State Of The Union Address Obsolete
NPR‘s Linton Weeks asks “Is The State Of The Union Address Obsolete?”
Traditionally, the speech — an annual where-we-stand lecture delivered by the president to a joint session of Congress — has for decades been an opportunity for the professor in chief to issue a national report card and put current events in calm, codifiable context.
In the past, it was a monumental moment — surrounded on each side by a few days of national reflection — in a relatively quiet and slowly whirring world
These days, however, there is no time — nor inclination — for a pause in the process. America is a comically sped-up motion picture, not a snapshot. America is a bullet train, not a diner. America is the river rapids, not a reflecting pool.

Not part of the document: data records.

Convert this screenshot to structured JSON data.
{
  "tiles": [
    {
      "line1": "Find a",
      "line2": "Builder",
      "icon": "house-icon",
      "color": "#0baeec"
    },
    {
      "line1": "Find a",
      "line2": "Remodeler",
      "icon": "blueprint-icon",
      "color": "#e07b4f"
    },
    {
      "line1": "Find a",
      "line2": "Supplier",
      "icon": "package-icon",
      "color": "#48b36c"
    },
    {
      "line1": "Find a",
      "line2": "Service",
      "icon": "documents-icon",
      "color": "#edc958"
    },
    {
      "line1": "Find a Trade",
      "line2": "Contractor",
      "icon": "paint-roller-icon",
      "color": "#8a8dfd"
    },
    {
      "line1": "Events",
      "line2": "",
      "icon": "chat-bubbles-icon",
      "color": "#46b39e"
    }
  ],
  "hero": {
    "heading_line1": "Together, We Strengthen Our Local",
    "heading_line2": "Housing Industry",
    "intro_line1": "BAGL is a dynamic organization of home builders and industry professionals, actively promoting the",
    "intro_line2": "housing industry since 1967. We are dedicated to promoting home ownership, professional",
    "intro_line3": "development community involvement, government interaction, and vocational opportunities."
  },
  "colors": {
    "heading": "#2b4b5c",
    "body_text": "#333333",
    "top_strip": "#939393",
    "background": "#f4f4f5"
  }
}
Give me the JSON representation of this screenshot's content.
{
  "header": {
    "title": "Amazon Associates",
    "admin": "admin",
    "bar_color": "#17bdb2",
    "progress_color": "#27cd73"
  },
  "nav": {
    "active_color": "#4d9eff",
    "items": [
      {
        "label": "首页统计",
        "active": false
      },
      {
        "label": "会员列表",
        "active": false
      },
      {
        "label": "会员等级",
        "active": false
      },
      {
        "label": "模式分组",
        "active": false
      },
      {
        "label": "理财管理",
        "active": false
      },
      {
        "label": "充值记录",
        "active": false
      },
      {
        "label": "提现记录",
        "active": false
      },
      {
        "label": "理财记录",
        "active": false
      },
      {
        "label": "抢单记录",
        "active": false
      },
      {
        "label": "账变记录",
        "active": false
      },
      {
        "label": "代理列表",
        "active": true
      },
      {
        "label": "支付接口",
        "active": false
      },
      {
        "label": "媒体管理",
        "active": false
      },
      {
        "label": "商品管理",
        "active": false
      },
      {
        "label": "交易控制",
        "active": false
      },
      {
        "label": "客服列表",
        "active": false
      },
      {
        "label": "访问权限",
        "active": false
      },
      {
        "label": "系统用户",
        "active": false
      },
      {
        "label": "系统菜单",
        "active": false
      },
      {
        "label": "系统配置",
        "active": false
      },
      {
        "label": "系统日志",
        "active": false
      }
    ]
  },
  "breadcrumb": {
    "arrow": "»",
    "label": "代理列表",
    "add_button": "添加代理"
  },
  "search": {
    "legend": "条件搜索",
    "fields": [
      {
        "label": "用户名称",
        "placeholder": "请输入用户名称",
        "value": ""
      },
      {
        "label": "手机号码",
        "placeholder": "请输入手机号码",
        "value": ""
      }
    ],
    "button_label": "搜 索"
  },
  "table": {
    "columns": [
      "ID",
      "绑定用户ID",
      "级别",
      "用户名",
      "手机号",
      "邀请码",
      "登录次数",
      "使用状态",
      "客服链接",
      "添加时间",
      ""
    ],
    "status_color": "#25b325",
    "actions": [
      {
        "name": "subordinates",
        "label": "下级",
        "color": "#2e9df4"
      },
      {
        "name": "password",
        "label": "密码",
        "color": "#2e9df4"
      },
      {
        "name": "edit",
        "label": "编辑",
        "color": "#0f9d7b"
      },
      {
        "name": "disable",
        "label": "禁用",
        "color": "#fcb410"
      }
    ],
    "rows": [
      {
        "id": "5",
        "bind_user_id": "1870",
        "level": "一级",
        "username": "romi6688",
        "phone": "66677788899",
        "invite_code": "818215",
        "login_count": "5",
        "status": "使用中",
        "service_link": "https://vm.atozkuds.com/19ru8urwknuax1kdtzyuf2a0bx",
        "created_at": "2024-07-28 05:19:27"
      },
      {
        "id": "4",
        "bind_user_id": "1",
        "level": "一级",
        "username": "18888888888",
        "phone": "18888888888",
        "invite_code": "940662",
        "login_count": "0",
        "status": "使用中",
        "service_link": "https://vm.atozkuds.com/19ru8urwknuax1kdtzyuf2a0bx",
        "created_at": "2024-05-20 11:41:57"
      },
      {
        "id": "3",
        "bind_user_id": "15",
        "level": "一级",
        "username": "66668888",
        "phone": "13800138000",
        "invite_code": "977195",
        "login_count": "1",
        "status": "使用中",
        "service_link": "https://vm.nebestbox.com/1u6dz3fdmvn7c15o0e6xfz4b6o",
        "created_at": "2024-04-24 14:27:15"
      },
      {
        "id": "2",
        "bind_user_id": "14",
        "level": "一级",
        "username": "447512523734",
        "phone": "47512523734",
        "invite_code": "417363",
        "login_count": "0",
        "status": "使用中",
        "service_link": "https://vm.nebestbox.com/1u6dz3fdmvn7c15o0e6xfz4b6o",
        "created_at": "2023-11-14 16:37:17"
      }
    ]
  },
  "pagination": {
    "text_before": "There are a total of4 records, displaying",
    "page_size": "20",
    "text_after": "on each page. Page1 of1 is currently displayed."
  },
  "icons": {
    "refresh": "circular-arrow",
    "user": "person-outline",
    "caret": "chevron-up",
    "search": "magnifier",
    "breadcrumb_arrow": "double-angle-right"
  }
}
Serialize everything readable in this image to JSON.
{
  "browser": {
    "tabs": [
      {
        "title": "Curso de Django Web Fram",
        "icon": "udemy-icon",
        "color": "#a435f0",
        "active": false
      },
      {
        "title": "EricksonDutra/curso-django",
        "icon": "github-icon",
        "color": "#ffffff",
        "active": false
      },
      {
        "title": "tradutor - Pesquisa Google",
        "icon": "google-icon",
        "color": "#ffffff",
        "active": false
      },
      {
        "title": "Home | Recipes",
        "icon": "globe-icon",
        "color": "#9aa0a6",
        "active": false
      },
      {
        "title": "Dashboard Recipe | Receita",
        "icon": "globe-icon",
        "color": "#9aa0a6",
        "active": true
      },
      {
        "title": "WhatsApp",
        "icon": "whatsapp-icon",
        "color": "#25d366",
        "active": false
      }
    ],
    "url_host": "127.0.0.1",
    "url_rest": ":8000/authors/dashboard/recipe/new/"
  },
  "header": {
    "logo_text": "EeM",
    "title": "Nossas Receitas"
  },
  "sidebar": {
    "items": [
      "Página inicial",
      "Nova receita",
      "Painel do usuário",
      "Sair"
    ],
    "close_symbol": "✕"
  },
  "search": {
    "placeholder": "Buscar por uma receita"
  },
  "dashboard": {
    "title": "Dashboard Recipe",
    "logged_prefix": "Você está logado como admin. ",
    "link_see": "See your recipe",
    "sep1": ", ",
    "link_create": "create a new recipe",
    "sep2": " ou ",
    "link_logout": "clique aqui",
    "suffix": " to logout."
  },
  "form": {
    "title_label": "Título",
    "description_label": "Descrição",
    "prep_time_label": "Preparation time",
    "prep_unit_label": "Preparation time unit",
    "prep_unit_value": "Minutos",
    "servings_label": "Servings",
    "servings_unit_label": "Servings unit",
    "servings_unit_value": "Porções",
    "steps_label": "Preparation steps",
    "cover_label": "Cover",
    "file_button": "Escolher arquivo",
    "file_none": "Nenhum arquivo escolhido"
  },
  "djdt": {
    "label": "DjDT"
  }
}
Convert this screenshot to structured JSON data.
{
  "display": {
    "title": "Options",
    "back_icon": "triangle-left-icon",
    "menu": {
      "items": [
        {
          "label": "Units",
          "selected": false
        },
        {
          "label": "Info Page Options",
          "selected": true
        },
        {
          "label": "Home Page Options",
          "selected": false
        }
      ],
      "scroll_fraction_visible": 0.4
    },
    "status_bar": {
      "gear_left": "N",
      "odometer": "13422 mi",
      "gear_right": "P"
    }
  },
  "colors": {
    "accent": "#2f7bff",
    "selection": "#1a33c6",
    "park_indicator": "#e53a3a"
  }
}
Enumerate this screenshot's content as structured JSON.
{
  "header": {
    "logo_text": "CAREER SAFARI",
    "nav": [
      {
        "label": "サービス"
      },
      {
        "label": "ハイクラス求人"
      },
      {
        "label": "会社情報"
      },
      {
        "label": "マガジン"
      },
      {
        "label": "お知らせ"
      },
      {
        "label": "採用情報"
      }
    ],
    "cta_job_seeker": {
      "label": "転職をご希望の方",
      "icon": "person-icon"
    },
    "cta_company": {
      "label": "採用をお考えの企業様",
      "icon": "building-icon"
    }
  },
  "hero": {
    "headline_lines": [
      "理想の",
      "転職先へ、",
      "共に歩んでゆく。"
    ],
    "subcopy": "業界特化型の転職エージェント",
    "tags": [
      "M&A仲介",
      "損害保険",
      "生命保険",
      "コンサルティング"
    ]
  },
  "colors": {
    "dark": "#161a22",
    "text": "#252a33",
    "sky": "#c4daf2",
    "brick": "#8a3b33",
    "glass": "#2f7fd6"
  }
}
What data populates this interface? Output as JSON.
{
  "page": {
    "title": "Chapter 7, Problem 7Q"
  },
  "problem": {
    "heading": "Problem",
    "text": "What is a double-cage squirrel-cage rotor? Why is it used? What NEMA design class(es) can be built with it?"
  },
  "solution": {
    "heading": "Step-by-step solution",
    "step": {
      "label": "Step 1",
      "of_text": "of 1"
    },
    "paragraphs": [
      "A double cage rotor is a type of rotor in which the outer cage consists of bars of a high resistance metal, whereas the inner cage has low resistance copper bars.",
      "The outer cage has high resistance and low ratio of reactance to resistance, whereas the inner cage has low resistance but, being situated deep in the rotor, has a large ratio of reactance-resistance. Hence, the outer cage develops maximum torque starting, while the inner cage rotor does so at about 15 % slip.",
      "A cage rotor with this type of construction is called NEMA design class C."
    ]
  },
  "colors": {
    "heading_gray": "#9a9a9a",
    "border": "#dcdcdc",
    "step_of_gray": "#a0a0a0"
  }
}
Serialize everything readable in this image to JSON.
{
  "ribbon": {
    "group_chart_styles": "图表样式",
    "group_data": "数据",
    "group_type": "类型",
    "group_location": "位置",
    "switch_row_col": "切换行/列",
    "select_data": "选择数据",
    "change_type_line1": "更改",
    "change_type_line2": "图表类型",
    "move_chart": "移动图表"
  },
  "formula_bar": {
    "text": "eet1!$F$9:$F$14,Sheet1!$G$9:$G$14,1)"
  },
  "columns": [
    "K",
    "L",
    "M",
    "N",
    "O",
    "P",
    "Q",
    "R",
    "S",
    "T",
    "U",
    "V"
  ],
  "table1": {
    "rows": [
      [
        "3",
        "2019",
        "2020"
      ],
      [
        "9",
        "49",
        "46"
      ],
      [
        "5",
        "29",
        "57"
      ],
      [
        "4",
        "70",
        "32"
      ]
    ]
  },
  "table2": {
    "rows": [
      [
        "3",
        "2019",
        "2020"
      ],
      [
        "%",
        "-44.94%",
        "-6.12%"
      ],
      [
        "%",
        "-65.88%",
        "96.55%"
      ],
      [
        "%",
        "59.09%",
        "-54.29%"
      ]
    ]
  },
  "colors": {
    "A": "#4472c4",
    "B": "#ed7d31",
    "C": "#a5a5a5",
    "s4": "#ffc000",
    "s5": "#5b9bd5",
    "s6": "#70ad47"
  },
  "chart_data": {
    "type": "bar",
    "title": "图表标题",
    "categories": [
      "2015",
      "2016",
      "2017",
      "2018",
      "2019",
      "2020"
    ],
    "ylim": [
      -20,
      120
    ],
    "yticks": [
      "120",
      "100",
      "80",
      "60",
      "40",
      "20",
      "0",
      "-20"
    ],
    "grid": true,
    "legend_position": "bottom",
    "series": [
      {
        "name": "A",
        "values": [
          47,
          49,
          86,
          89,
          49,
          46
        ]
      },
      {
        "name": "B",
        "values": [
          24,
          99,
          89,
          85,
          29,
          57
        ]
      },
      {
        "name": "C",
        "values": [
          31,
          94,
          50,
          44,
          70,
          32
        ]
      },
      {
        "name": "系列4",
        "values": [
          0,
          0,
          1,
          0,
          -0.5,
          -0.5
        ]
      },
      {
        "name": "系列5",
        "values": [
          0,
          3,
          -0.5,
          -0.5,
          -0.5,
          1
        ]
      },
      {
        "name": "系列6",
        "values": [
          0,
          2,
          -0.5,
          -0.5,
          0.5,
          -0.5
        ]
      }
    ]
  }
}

Everybody knows all the time what President Obama thinks about everything, from the White House website and countless other political sites, TV shows and press reports. And everyone knows what everyone else thinks about the president — and the state of the union.
The State of the Union address, says Larry Sabato, director of the University of Virginia Center for Politics, “is a big production that matters for a whole 24 hours, or less. But we all play along.” He says, “I’m serious in that I don’t believe State of the Union speeches have any long-term or even medium-term effect, and increasingly so.”
Sabato is not alone in questioning the worth of the address.
“It is time to end the meaningless annual ritual of the State of the Union address,” historian Lewis Gould wrote in The Washington Post in 2006. “What began as a yearly survey of the nation’s condition has deteriorated into a frivolous moment of political theater and continuous campaigning.”
This is quite right. In a 24/7 media climate, there is no single presidential thought that isn’t endlessly aired and debated.
Beyond that, I find the pseudo-monarchial trappings of the speech increasingly repellent. We’re in the midst of an election campaign to decide whether Barack Obama gets to keep his office another four years and yet, for 90 minutes or so, we’re supposed to pretend that he’s our king. The entirety of both Houses of Congress, the Supreme Court, the Joint Chiefs, and the Cabinet–minus, of course, some token unelected apparatchik kept in a safe location somewhere to reconstitute the government in the event a Japanese airliner rams the Capitol– is supposed to clap like trained monkeys while the Campaigner in Chief delivers a partisan stump speech thinly disguised as a plea for national unity. Or, essentially, an insinuation that criticizing the president is somehow unpatriotic.*
In recent years, those who haven’t been played along–a Joe Wilson correctly but inappropriately yelling “You lie!” and Associate Justice Samuel Alito shaking his head at the demagoging of a Supreme Court decision and mouthing “Not true”–have created short term firestorms that overshadowed whatever it is that the president said.
Given that a president can get live coverage of pretty much any speech he gives anywhere, any time, it’s time to end this charade altogether. Give an Oval Office speech if there’s monumental news, like the starting of a war or the killing of Osama bin Laden, to share with the country. Hell, address Congress in Joint Session if there’s really a reason to do it. But enough with the ritual, set piece speeches.
*Note that this is not a specific criticism of the current president. This is simply how the game is played, regardless of the person or party in power.